PRIMO hat die Sicht des EHT auf den Ring aus heißer Materie eingeengt und geschärft, der das Schwarze Loch umkreist, während es in eine gravitative Singularität fällt. Medeiros erklärte, dass ihn das zu mehr als nur einem hübscheren Foto mache.

„Da wir Schwarze Löcher nicht genau untersuchen können, spielen die Details des Bildes eine wichtige Rolle für unsere Fähigkeit, ihr Verhalten zu verstehen“, sagte sie. „Die Breite des Rings im Bild ist jetzt etwa zweimal kleiner, was eine starke Einschränkung für unsere theoretischen Modelle und Gravitationstests darstellen wird.“

Die von Medeiros und ihren Kollegen entwickelte Technik – bekannt als Hauptkomponenten-Interferometrie-Modellierung, oder kurz PRIMO – analysiert große Datensätze von Trainingsbildern, um herauszufinden, wie die fehlenden Daten am besten ergänzt werden können. Es ähnelt der Art und Weise, wie KI-Forscher die musikalischen Werke Ludwig von Beethovens analysierten Erstellt eine Partitur für die Unvollendete Zehnte Symphonie des Komponisten.

Zehntausende von simulierten EHT-Bildern wurden in das PRIMO-Modell eingespeist und decken ein breites Spektrum struktureller Muster von wirbelndem Gas im Schwarzen Loch von M87 ab. Simulationen, die am besten zu den verfügbaren Daten passten, wurden miteinander kombiniert, um eine originalgetreue Rekonstruktion der fehlenden Daten zu erstellen. Das resultierende Bild wurde dann erneut verarbeitet, um der tatsächlichen maximalen Auflösung des EHT zu entsprechen.

Die Forscher sagen, dass das neue Bild zu genaueren Bestimmungen der Masse des Schwarzen Lochs von M87 und der Ausdehnung seines Ereignishorizonts und Akkretionsrings führen sollte. Diese Entscheidungen wiederum könnten zu robusteren Tests alternativer Theorien über Schwarze Löcher und Schwerkraft führen.

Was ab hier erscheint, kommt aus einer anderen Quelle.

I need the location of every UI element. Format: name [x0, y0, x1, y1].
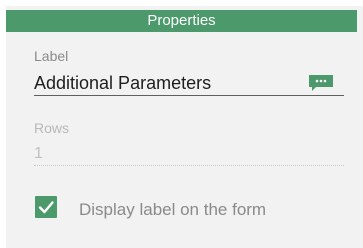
rows-field-caption: Rows	[34, 120, 70, 136]
display-label-checkbox[interactable]	[35, 196, 57, 218]
label-input[interactable]	[34, 70, 344, 96]
comment-button[interactable]	[308, 74, 334, 92]
comment-ellipsis-icon	[308, 75, 334, 95]
rows-input[interactable]	[34, 142, 344, 166]
label-field-caption: Label	[34, 48, 69, 64]
display-label-text: Display label on the form	[79, 200, 267, 219]
panel-title: Properties	[6, 10, 357, 32]
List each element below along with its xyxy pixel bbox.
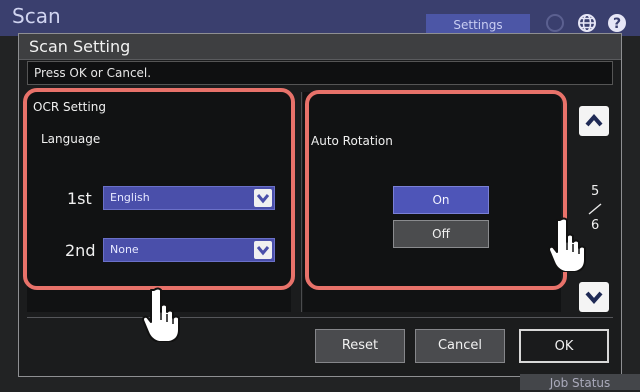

Das klarere Bild des M87 ist nur der Anfang. PRIMO kann auch verwendet werden, um die unscharfe Sicht des Event Horizon Telescope auf Sagittarius A*, das supermassereiche Schwarze Loch in unserem Zentrum, zu schärfen.[{“ attribute=““>Milky Way galaxy. And that’s not all: The machine learning techniques employed by PRIMO could be applied to much more than black holes. “This could have important implications for interferometry, which plays a role in fields from exoplanets to medicine,” Medeiros said.

Adapted from an article originally published on Universe Today.

Reference: “The Image of the M87 Black Hole Reconstructed with PRIMO” by Lia Medeiros, Dimitrios Psaltis, Tod R. Lauer and Feryal Özel3, 13 April 2023, The Astrophysical Journal Letters.